The One That Got Away
It’s Valentine’s Day and you bump into your ex-lover whom you refer to as “The One That Got Away.” What Happens?
Will be doing this challenge from three perspectives.
Three hundred and sixty five? Another number that each of us are taught to remember either inadvertently or purposely. Out of those three hundred and sixty five days, there are a handful or two days in particular that matter more than the others; birthdays of loved ones, holidays spent with family, traditions held tightly to with friends, annual events that make us feel alive. Then there are the surprise days that fate deals out to throw us for a loop. Today was one of those stomach clenching, mind numbing, heart racing kind of surprises. I remember his birthday, the holidays shared, the traditions we started, the annual events we loved to plan for. One look at him and it all came back. On one surprise Valentine’s Day where there were no lilies, chocolates, or sweet nothings, he was. Happy Valentine’s Day to me…
Gray gloom was the morning forecast. If there were ever a day to wish mother nature would prove mankind wrong it wouldn’t be today. The promise of rain from the darkening overcast helped the worn down hearts prepare for yet another reminder of why their lives are void of someone who they can enjoy it with. Priscilla Adams was no exception. She woke up to a soundtrack of nautical sounds, her alarm by choice. Her roommates made no attempt to confront her and she made no attempt to change. “It’s the sound of peace,” she often told them when they asked why she liked dying whales, “and they aren’t dying. They’re living freely.”
As she stepped over the yellow line, crossing from subway car to the 32nd street platform, her mind was busy running down the day. Her first class started in an hour. That gave her time for a quick, pathetic but filling breakfast from one of the vendors and, depending on traffic, studying.
The usual bumping of morning risers rushing to their next destination registered as nothing more than background noise. She was one of them. She moved on autopilot while her thoughts traveled elsewhere, giving a news production room a run for their money in its efficient multitasking.
“Rude much,” she shouted at one of the rushing robots who did more than the acceptable brush.
With a scoff and a roll of her eyes she returned to checking her email and expertly navigating her way through the slower crowd. She did a quick glance up. Walking the long blocks were a risk. The clouds had yet to release their water weight but with the way they looked, Priscilla took no chances.
A cab ride and fifteen bucks later she was back on the sidewalk where she was once again bumped roughly by a suit who rushed and missed the cab she had just freed.
“Excuse you,” she mumbled rather loudly.
“You could have held him.”
“Didn’t you hear me?”
It couldn’t be.
But then the suit turned to face her. That was his voice. Before her stood the man she had somehow managed to train herself to forget. Gone were the brown Justin Timberlake curls that made his boyish features almost troublesome. In their place was a modest low cut that made him look the part. The dark gray suit helped. It also made his smooth caramel complexion and hazel eyes all the more alluring.
“Prissy?” He had taken to snapping in her face to draw her back from what he assumed was a daydream.
“Don’t call me that,” she told him too quickly in response, absently shifting the shoulder strap of her messenger bag. He knew she hated the nickname. She was sure that was why he used it whenever he could.
“Prissy and spunky.” He chuckled at his private joke. “Some things just don’t change. How’s school?”
Priscilla looked over her shoulder at the building. The question had her breaking the eye lock they had going. “Good. Have another year.” It was home base. One quick dash and she’d be on the other side of the double doors resuming her day. “How’s life?” She asked instead, taking the detour route life pointed out for her.
He shrugged, checked his watch, and looked up the street. That’s new. Keeping time was something he didn’t do. Least not when she was with him. Guess three years changes some things.

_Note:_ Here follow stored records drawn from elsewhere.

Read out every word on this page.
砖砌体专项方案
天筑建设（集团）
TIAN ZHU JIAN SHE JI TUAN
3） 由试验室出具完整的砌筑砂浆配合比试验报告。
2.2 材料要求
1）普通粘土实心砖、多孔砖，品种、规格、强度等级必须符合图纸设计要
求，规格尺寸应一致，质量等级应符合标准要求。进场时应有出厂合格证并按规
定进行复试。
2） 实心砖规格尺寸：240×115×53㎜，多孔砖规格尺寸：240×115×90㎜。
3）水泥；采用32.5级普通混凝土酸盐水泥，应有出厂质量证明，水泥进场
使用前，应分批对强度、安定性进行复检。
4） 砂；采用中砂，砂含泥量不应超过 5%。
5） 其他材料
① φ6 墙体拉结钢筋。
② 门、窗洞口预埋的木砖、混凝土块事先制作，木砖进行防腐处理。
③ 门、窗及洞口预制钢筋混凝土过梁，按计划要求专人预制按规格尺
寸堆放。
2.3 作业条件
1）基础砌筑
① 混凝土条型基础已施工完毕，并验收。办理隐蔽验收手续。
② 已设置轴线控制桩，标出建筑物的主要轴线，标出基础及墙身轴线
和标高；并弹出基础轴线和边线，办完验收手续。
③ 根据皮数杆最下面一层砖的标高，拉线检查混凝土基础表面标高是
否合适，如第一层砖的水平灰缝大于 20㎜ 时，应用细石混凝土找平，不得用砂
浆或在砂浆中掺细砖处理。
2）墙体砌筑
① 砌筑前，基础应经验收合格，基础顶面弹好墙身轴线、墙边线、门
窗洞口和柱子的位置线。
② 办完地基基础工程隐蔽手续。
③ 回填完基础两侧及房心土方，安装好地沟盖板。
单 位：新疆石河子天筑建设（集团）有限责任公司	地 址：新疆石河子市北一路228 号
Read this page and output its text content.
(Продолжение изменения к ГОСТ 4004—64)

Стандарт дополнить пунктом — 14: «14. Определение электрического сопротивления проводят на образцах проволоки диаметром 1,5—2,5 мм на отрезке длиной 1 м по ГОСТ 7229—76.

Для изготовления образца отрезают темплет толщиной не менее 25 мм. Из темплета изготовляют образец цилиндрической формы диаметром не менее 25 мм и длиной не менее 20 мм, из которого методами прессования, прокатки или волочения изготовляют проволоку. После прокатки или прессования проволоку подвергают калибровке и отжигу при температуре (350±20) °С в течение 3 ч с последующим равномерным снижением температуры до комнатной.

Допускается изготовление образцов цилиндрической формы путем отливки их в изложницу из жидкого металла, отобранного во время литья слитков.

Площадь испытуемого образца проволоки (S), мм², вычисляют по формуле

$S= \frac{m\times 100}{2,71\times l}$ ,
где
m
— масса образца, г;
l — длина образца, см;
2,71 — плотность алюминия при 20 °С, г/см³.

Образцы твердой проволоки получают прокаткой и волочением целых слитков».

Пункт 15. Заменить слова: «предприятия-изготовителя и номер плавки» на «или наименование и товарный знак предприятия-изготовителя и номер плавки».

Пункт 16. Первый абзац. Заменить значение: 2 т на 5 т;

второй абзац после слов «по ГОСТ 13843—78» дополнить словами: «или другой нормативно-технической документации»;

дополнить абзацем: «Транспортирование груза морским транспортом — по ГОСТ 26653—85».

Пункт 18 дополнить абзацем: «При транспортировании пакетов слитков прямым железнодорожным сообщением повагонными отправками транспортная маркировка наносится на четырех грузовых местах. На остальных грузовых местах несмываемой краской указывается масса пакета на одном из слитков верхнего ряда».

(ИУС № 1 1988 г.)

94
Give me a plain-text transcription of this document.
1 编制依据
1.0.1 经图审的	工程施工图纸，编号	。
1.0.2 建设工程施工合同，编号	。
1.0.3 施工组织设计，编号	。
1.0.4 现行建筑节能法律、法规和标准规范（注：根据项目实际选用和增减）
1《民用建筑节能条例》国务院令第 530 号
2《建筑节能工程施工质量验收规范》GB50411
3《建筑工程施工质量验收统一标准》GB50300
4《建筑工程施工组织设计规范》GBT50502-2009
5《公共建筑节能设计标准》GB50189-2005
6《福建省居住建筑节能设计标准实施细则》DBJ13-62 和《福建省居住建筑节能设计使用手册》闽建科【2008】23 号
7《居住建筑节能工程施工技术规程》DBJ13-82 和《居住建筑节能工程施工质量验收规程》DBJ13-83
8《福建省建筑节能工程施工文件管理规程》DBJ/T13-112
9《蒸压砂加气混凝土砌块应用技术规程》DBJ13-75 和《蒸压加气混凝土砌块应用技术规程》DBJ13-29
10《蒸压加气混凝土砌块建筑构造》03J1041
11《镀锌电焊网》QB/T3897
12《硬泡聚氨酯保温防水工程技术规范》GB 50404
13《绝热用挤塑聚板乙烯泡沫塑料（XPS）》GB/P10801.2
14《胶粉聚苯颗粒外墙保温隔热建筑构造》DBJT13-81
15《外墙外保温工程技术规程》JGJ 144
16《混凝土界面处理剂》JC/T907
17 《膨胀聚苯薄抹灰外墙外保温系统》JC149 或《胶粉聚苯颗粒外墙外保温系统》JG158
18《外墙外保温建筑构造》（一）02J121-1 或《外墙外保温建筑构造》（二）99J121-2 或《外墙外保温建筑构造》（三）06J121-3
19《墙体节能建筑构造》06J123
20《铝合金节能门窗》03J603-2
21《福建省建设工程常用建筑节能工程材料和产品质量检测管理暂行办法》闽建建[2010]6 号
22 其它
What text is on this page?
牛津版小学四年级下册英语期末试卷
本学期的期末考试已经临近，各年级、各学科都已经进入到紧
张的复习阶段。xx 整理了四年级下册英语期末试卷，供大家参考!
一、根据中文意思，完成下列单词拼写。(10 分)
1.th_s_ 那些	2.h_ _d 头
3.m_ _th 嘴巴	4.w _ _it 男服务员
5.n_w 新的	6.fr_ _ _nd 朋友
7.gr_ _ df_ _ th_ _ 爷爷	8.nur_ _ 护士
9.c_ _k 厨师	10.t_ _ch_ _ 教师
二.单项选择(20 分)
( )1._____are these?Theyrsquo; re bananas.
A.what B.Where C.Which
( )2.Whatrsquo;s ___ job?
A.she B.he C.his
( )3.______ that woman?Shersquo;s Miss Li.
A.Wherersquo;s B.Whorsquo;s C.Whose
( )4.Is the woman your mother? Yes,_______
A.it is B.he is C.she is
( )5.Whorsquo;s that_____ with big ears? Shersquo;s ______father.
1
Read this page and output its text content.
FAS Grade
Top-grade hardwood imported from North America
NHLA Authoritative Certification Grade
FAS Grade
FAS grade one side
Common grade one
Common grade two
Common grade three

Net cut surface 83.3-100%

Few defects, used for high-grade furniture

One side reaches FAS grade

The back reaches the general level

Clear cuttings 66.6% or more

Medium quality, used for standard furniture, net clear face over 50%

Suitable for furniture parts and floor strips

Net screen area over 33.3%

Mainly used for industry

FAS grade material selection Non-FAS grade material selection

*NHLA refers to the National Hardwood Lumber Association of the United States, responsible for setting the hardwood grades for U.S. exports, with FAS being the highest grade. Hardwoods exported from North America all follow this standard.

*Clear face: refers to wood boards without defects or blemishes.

“Got an internship. Unpaid. So, you know, have to find another cash flow.” His cool, easy tone dried up at the topic. The trained charming detachment had you guessing if he was happy or mildly content.
Somebody called out to her. Though it interrupted the slow melting of the ice, she wished they had more time. For what was up in the air but she wanted the extra minutes.
He was the first to speak since her friend called for her to hurry up. “I’m glad you’re doing good.” He placed emphasis on the word good. She wasn’t sure if he meant it or not. Didn’t stop her from smiling a toothless smile and murmuring a “Take care” before leaving him again for the umpteenth time.
He’s controlling, selfish, immature, and has no ability to commit. It was the same line she told herself the first ten times she walked out on him. But maybe he’s different. It was the other line that brought her back. It made her pause. Looking back, she sighed. He was already gone. She blinked a few times to stop the tears from a lost future and memories of a happy past. It didn’t matter how bad things got, he was always going to be the one.